At the same time, DHSA is enabling us to further pool our resources to conduct cutting-edge biomedical education and research. The partnership allows us to provide joint educational programs for uniquely training health professionals as part of the team approach to health-care delivery. We are working to train physicians, nurses, physical therapists, nutritionists, exercise physiologists, athletic trainers, behavioral health experts, medical technologists and others together to provide a comprehensive care system that delivers effective treatment plans for patients and their families.
These new teams of health-care professionals will be extremely important in answering the demands placed on caregivers and providers with the rollout of health care reform. The primary changes will most likely come with mid-level professionals such as nurse practitioners, physician assistants, health coaches and disease management navigators. In this new paradigm, physicians will play an increasingly specialized role on a continuum of care that includes these other professionals. The planned health sciences complex at the Science & Technology Campus will provide a venue for inter-professional training, facilitating care on that continuum by helping to break down the barriers often encountered in the traditional practice of medicine.
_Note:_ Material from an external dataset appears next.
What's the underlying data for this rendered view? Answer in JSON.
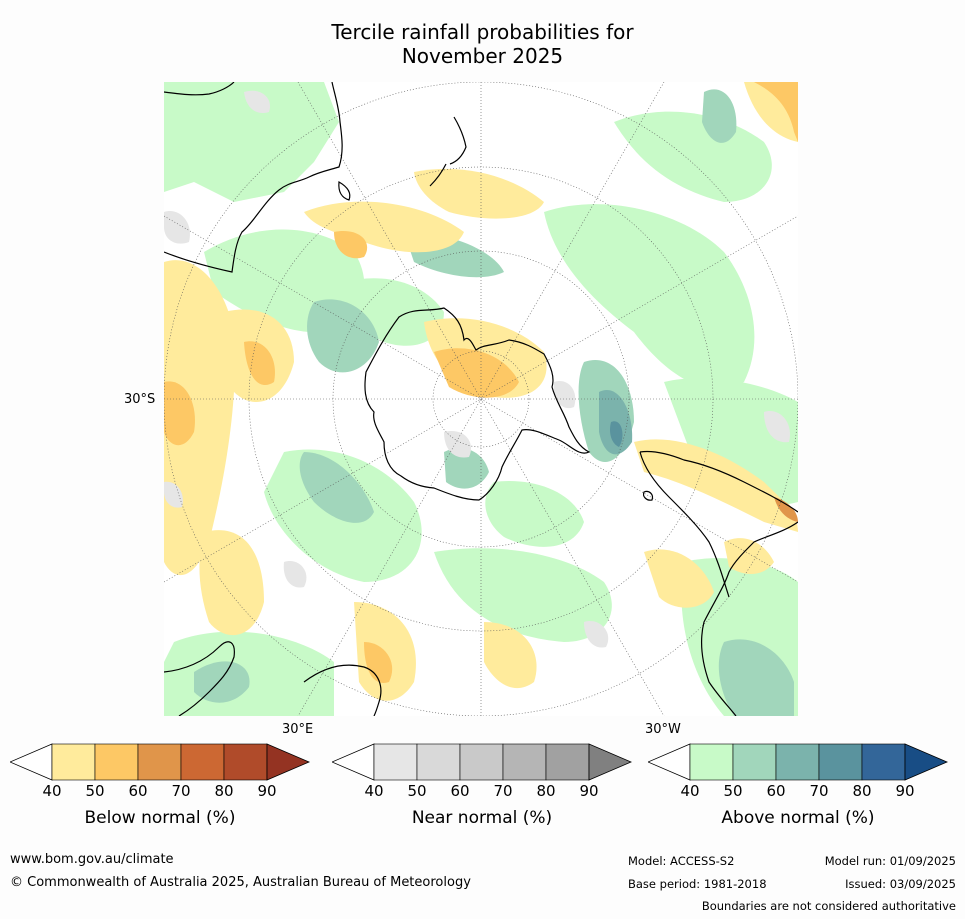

The clinical partnerships we have established through DHSA are enabling us to provide outstanding residency opportunities at Christiana Care and Nemours, and we are working to expand opportunities at other hospitals and clinical centers throughout the state. Medical professionals tend to put down roots where they do their residencies, so these efforts will help the state to attract and retain health care practitioners.
DHSA is also contributing to the development of a strong biomedical research platform through seed grants and other initiatives to fund early-stage research, laying the foundation for projects that can be linked to bioscience and biotechnology companies. This research generates learning opportunities for students, financial opportunities for alliance partners and patient access to the latest in clinical trials.
Delaware may be small, but its size makes it the ideal place to pilot and showcase innovative new ways to provide health care education and conduct multidisciplinary health sciences research. The strategic partnerships we've developed have the power to transform our state into a national leader in health-care delivery.